Der beste Prozess der Welt scheitert an einem schlechten Montag

Die Methode war richtig, das Board hing, der Standard stand. Ein halbes Jahr später ist alles wie vorher. Lean scheitert selten an der Technik, fast immer am Menschen. Was das für Ihre Führung heisst.

StartRatgeberChange und Führung

7 Min.

Sie kennen das Bild vielleicht aus Ihrem eigenen Werk. Vor einem Jahr wurde ein Bereich mit viel Aufwand neu aufgestellt: Wertstrom analysiert, Layout geändert, Standards geschrieben, Shopfloor-Board installiert. Die Kennzahlen wurden besser. Dann endete das Projekt, der Berater ging, der Lean-Manager wechselte den Bereich. Heute hängt das Board noch, aber die Karten sind vom letzten Quartal. Die Standards stehen im Ordner. Die Leute arbeiten wieder so wie vorher.

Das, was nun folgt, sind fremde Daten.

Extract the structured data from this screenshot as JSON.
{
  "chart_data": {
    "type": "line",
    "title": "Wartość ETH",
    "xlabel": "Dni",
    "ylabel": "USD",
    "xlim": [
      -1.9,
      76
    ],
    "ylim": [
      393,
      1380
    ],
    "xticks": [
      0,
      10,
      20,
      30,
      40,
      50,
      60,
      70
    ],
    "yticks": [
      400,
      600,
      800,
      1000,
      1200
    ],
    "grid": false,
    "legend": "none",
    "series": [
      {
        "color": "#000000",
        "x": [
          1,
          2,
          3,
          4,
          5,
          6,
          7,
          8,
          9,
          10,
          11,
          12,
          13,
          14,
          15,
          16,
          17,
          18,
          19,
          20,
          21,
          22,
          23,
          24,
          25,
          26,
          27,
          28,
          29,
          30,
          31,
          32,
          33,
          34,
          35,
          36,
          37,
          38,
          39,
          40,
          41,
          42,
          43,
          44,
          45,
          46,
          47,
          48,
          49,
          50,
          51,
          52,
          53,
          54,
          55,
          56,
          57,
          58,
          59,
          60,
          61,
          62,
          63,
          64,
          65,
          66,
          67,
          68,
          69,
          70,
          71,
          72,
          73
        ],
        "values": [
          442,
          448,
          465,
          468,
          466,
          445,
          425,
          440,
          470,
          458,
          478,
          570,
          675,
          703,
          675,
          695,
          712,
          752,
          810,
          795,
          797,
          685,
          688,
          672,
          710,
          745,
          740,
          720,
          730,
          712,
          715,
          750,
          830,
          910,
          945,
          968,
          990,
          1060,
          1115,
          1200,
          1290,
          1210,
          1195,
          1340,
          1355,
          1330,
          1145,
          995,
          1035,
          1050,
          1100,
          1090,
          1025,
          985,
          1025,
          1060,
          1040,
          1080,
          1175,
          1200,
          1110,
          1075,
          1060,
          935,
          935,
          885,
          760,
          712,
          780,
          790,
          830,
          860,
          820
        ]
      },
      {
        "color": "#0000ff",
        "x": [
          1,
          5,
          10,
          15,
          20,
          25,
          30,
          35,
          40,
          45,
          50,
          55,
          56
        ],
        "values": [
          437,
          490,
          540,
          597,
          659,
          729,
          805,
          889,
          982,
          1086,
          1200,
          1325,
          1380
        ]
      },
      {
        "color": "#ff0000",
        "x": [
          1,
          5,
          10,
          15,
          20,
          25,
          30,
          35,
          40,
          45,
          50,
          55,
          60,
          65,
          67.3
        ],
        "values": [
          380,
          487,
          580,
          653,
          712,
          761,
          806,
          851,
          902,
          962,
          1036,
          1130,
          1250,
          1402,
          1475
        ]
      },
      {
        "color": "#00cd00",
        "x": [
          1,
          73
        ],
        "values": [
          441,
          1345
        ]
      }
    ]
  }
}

Die übliche Erklärung lautet: Es fehlte an Disziplin. Ich halte diese Erklärung für falsch, oder zumindest für unvollständig. Was fehlte, war nicht Disziplin, sondern Veränderung. Das Projekt hat Prozesse geändert, aber nicht die Menschen, die darin arbeiten. Und Menschen kehren zu dem zurück, was sie kennen, sobald der Druck nachlässt.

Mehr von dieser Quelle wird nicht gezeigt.